Since arriving in India, I’ve been dying to buy a karahi, a traditional Indian frying pan. It’s similar to a wok, but with steeper sides. Several people tried to dissuade me from purchasing an iron one, saying I should get a fancy non-stick or aluminum one instead. But I liked the look of the old blackened karahi in my Indian cookbook, so off I went to downtown Pune in search of the most authentic-looking karahi I could find.
This didn’t prove to be a difficult mission. I arrived in the heart of the downtown shopping district with Xavier, our driver, who immediately ushered me over to a row of shops that feature copper, brass, aluminum and iron pots. Within minutes I was inspecting a stack of karahis while the shopkeeper kept digging around to find me more. Xavier, speaking to the shopkeeper in the local language, Marathi, pointed out a snag along the edge of the pot I eventually selected and the shopkeeper quickly brought out a file to smooth it down.
That task finished, I felt I had to purchase it. It was easy with Xavier, who quickly bargained it down to 280 rupees, which he felt was a fair price. While we were in the middle of the transaction, another woman inquired about the price. Xavier told me the shopkeeper told her 400 rupees.
Well, I love a deal, and this one totaled $5 US. The knick in the side is now just a little dip in an otherwise perfect pan; I like it. It makes my karahi original, and I’ll always remember the man filing it.
In a city like Pune you can find almost anything you want. Diamonds or a handwoven silk saree? No problem. A BMW with leather seats and a driver? Yep, you can get it. Gold jewelry, imported foods and some of the best restaurants you’ve ever sampled? All here.
But let’s get real. I’m interested in bargains, which you can find at the huge market in downtown Pune.

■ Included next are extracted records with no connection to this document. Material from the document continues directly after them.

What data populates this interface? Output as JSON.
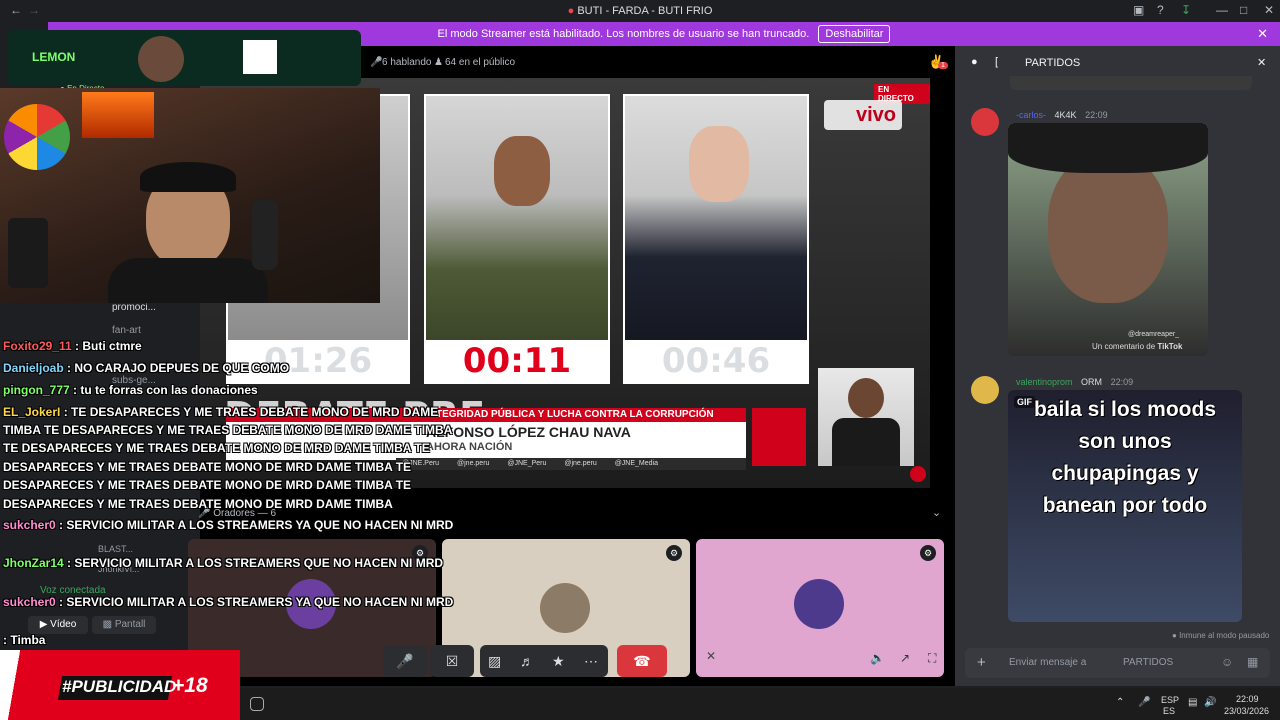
{
  "window": {
    "title": "BUTI - FARDA - BUTI FRIO",
    "controls": [
      "—",
      "□",
      "✕"
    ]
  },
  "banner": {
    "text": "El modo Streamer está habilitado. Los nombres de usuario se han truncado.",
    "button": "Deshabilitar"
  },
  "voice": {
    "talking": "6 hablando",
    "audience": "64 en el público",
    "speakers_label": "Oradores — 6",
    "notif_badge": "1"
  },
  "stage": {
    "live_badge": "EN DIRECTO",
    "vivo": "vivo",
    "timers": [
      "01:26",
      "00:11",
      "00:46"
    ],
    "ticker_red": "INTEGRIDAD PÚBLICA Y LUCHA CONTRA LA CORRUPCIÓN",
    "ticker_name": "ALFONSO LÓPEZ CHAU NAVA",
    "ticker_sub": "AHORA NACIÓN",
    "socials": [
      "@JNE.Peru",
      "@jne.peru",
      "@JNE_Peru",
      "@jne.peru",
      "@JNE_Media"
    ],
    "debate_overlay": "DEBATE PRESIDENCIAL"
  },
  "chat_panel": {
    "channel": "PARTIDOS",
    "msg1": {
      "user": "-carlos-",
      "badge": "4K4K",
      "time": "22:09",
      "caption": "Un comentario de",
      "caption_tag": "TikTok",
      "handle": "@dreamreaper_"
    },
    "msg2": {
      "user": "valentinoprom",
      "badge": "ORM",
      "time": "22:09",
      "gif_label": "GIF",
      "gif_text": "baila si los moods son unos chupapingas y banean por todo"
    },
    "footer_note": "Inmune al modo pausado",
    "input_placeholder": "Enviar mensaje a",
    "input_channel": "PARTIDOS"
  },
  "sidebar": {
    "voice_connected": "Voz conectada",
    "video_btn": "Vídeo",
    "screen_btn": "Pantall"
  },
  "overlay": {
    "brand": "LEMON",
    "live": "En Directo",
    "promo": "#PUBLICIDAD",
    "plus18": "+18"
  },
  "stream_chat": [
    {
      "user": "Foxito29_11",
      "color": "#ff5a5a",
      "text": "Buti ctmre"
    },
    {
      "user": "Danieljoab",
      "color": "#7fd7ff",
      "text": "NO CARAJO DEPUES DE QUE COMO"
    },
    {
      "user": "pingon_777",
      "color": "#7fff6a",
      "text": "tu te forras con las donaciones"
    },
    {
      "user": "EL_JokerI",
      "color": "#ffd84a",
      "text": "TE DESAPARECES Y ME TRAES DEBATE MONO DE MRD DAME"
    },
    {
      "user": "",
      "color": "#fff",
      "text": "TIMBA TE DESAPARECES Y ME TRAES DEBATE MONO DE MRD DAME TIMBA"
    },
    {
      "user": "",
      "color": "#fff",
      "text": "TE DESAPARECES Y ME TRAES DEBATE MONO DE MRD DAME TIMBA TE"
    },
    {
      "user": "",
      "color": "#fff",
      "text": "DESAPARECES Y ME TRAES DEBATE MONO DE MRD DAME TIMBA TE"
    },
    {
      "user": "",
      "color": "#fff",
      "text": "DESAPARECES Y ME TRAES DEBATE MONO DE MRD DAME TIMBA TE"
    },
    {
      "user": "",
      "color": "#fff",
      "text": "DESAPARECES Y ME TRAES DEBATE MONO DE MRD DAME TIMBA"
    },
    {
      "user": "sukcher0",
      "color": "#ff8cd0",
      "text": "SERVICIO MILITAR A LOS STREAMERS YA QUE NO HACEN NI MRD"
    },
    {
      "user": "JhonZar14",
      "color": "#7fff6a",
      "text": "SERVICIO MILITAR A LOS STREAMERS QUE NO HACEN NI MRD"
    },
    {
      "user": "sukcher0",
      "color": "#ff8cd0",
      "text": "SERVICIO MILITAR A LOS STREAMERS YA QUE NO HACEN NI MRD"
    },
    {
      "user": "",
      "color": "#fff",
      "text": "Timba"
    }
  ],
  "channels_bg": [
    "promoci...",
    "fan-art",
    "subs-ge...",
    "BLAST...",
    "JhonkiVi..."
  ],
  "taskbar": {
    "lang1": "ESP",
    "lang2": "ES",
    "time": "22:09",
    "date": "23/03/2026"
  }
}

On the day we went, besides the karahi at the pot shop I opted for fruits and vegetables only. There are stalls and stalls of fruits and vegetables—whatever it is you desire, with the exception of an Alaska-sized zucchini, you can find it. Here’s a video of how the vegetable wallas call out to potential buyers.
The open market is intense, jostling and crowded. I saw many things I was interested in–scarves, shoes, beautiful fabrics—so I know I’ll be back.
What a contrast to where we went the next day, the Levi’s store on Senapati Bapat Road. The boys and I jumped in an autorickshaw (54 rupees from our house, or about $1 US) to a string of swanky and uncrowded shops next to a bookstore that reminds me a little bit of Barnes and Noble, sans the café. I wasn’t interested in spending $50 US for a pair of jeans for the boys, but we did find a more reasonably priced pair that we purchased.
The contrast of these two shopping areas is a study in India itself, one example of many such differences that we see each day.